Canonisante - vergelijking welker oplossing noodig is. wanneer men een binairen* vorm van oneven graad in de canonische* gedaante wil brengen. Canonisatie de door den Paus volbrachte plech tige opname van een zalige in de lijst der Heiligen (canon), met de bedoeling, dat zijn aandenken door de geheele Kerk geëerd worde. Zij veronderstelt, dat de vereering van den zalig-gesprokene voortgeduurd heeft en is aangegroeid, en dat na de Beatificatie nieuwe wonderen op voorbede van den zalige geschied zijn, wat door een even streng gerechtelijk proces onderzocht wordt. Ook hier is naast de formeele eene C. aequipollens, die volgens Benedictus XIV daarin bestaat, „dat de Paus met weglating van het geheele gerechtelijk proces en der gebruikelijke ceremoniën, op grond van veelvuldige getuigen en beproefde schrijvers en de voortdurende wonderen van een dienaar Gods, de hem tot dan bewezen oude vereering bevestigt en zijn vereering tot de geheele Kerk uitstrekt”.
De uitwerkingen van de C. zijn: de titel „Sanctus” en de heiligen-aureool op beeltenissen; het verlof tot aanroeping van den heilige verklaard in openbare gebeden, tot oprichting van aan hem gewijde kerken, tot viering van zijn feest, tot opname in het Breviergebed en het hem ter eere opdragen van het H. Misoffer, tot openbare vereering van zijn reliquieën. De plechtigheid in de Sint-Pieter te Rome is gelijk aan die bij de Beatificatie, maar schitterender. Volgens theologisch zekere meening is de Kerk in haar C.-oordeelen onfeilbaar. Wat de geschiedenis van de C. betreft, spoedig na ’t begin der Christenvervolging werden voor de stad Rome notarii aangesteld, om de daden en het lijden van de martelaren op te teekenen, niet lang daarop werden nog diakenen daaraan toegevoegd. Elders bezorgden degelijke mannen de opteekening in opdracht van de afzonderlijke bisschoppen. Zoo zou het aandenken der martelaren behouden, hun sterfdag (de geboortedag voor den hemel) gevierd worden.
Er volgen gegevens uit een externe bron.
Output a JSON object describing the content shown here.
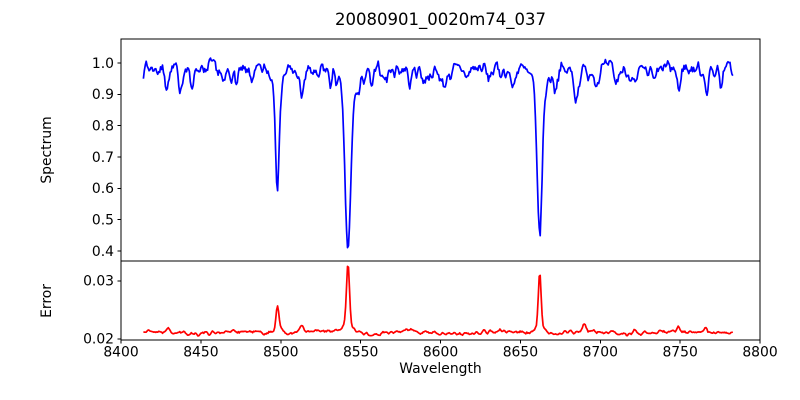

De voortreffelijkste van deze martelaren werden in de canon van de H.-Mis opgenomen. Men schreef de martelaren, vervolgens ook wie de marteling gedreigd had, en na ’t ophouden van Christenvervolging hen, die hun geloof door deugdzaam leven bekend hadden (confessi) en daarom door ’t volk als confessores vereerd werden, met naam, plaats en dag van hun lijden (dood) in een catalogus.
Deze vereering kreeg daardoor, dat een bisschop ze billijkte en den naam liet zetten op de lijst van de heiligen van zijn kerk, de beteekenis van een C.; werd de vereering slechts geduld, zoo kwam die overeen met de B. Uit de heiligenlijsten der afzonderlijke kerken ontstond het voor de geheele kerk geldende Martyrologium*. Vele groote mannen, b.v. kerkleeraars werden als ’t ware door de algemeene overeenstemming van het volk gecanoniseerd, andere op conciliën in den canon opgenomen. Ook wendde men zich om bevestiging van de vereering tot den H. Stoel, zoo Koning Arnulf ten opzichte van den H. Emmeram. De eerste plechtige C. te Rome is die van den heiligen bisschop Ulrich (993). Alexander III ontnam den diocesaanbisschoppen het recht der C. Een bepaald vaststaand te werk gaan bevat eerst ’t Romeinsche Caeremoniale van Leo X. Sixtus droeg de leiding van ’t proces aan de CongregatioRituum over (22 Jan. 1887). Nauwkeurig werd de C. geregeld door Urbanus VIII (1625) en Benedictus XIV (1745; de servorum Dei beatificatione et beatorum canonizatione).